The Medicines and Healthcare products Regulatory Agency (MHRA) today announced that the medicine Imigran Recovery (sumatriptan) could be safely sold through pharmacies without a prescription for the acute relief of migraine attacks.

This move represents the first ‘triptan’ that can be given without a prescription in the UK and highlights the Government’s commitment to expand the range of medicines available for self-medication. Being able to purchase this medicine in a pharmacy will enable patients to take control of their own healthcare by accessing treatment straight away without having to spend time visiting their doctor.

Chief Executive of the MHRA, Professor Kent Woods said, “The ability to buy these medicines in a pharmacy under carefully controlled conditions will enable patients to get treatment straight away and will reduce the burden of migraine. As triptans should be taken as early as possible in a migraine attack, the pharmacy availability of these important medicines will be beneficial to patients who suffer from migraines, especially those who have infrequent attacks and may not always have prescription medicines to hand.”

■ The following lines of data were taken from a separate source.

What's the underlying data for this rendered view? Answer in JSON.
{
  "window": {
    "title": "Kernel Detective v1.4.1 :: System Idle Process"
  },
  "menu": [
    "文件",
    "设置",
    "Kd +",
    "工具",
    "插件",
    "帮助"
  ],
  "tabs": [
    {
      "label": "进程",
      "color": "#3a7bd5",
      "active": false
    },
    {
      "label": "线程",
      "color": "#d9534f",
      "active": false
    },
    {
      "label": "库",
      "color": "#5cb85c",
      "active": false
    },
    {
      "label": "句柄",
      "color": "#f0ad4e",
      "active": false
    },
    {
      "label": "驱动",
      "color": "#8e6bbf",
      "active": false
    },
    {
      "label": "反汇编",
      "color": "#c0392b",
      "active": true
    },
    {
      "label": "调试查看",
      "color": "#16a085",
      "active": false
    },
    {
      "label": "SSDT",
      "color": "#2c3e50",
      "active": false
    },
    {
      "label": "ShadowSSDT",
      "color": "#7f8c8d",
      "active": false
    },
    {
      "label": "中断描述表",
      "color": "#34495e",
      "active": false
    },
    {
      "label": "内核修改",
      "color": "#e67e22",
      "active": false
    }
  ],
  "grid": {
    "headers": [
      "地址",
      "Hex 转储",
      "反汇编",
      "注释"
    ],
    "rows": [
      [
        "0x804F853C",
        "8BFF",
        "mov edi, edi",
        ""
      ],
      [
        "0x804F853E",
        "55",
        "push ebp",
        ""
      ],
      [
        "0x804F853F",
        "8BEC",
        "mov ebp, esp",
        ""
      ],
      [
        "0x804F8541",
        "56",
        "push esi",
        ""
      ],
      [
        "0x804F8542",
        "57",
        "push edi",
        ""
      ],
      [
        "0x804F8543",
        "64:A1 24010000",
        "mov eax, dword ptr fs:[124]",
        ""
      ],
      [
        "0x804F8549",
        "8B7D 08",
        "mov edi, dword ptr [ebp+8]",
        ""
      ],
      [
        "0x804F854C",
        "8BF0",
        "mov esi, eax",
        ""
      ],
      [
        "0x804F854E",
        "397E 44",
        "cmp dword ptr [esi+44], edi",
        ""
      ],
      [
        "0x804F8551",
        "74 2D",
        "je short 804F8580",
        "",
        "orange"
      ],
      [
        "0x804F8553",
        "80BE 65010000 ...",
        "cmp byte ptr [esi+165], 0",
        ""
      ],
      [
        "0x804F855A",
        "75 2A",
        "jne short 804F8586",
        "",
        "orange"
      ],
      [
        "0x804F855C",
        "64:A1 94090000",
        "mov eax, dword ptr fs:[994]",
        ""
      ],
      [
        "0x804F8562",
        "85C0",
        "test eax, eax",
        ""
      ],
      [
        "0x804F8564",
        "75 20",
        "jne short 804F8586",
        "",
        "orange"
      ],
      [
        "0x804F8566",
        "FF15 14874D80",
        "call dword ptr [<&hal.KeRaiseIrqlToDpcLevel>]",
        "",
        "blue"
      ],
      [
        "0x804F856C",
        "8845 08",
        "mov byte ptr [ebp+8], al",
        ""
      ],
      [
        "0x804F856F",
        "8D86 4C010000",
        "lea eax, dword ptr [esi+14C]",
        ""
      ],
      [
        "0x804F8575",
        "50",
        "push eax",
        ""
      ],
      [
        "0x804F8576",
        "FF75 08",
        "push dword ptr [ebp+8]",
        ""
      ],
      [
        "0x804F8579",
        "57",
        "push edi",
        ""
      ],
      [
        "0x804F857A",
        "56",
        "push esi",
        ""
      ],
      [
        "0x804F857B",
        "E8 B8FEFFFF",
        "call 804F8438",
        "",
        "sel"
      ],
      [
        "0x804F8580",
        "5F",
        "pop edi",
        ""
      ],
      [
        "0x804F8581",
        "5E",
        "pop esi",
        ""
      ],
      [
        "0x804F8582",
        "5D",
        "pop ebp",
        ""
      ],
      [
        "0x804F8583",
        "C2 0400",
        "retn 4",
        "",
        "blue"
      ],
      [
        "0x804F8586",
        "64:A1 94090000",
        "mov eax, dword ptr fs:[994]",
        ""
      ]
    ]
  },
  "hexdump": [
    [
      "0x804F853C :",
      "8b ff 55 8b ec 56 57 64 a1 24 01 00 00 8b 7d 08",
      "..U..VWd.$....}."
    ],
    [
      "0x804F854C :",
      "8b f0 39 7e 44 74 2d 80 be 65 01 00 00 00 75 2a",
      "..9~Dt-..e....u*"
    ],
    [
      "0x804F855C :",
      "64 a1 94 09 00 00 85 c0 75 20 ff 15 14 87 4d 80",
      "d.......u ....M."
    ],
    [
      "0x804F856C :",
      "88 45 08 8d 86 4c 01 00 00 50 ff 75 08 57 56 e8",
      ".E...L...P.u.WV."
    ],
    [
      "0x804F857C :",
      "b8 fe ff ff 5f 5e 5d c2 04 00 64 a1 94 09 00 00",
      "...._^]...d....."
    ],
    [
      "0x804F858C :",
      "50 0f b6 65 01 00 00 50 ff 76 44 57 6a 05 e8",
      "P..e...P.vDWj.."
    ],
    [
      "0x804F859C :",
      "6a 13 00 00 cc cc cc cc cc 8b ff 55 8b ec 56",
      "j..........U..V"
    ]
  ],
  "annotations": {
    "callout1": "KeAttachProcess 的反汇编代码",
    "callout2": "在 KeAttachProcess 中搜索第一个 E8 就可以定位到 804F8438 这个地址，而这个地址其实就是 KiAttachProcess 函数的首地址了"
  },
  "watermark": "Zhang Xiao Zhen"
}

Chairman of the Commission on Human Medicines (CHM), Professor Gordon Duff said, “The first consideration with any switch to over the counter (OTC) availability must always be patient safety.  Before a medicine can be made more widely available, it is assessed against strict criteria relating to its safety in the circumstances in which it will be used. Sumatriptan has been available in the UK since 1991 on prescription and the safety profile is well established.” 

Notes to Editor

1. The move follows a public consultation exercise which started in August 2005.

2. The MHRA is the government agency responsible for ensuring that medicines and medical devices work, and are acceptably safe. No product is risk-free. Underpinning all our work lie robust and fact-based judgements to ensure that the benefits to patients and the public justify the risks. We keep watch over medicines and devices, and take any necessary action to protect the public promptly if there is a problem.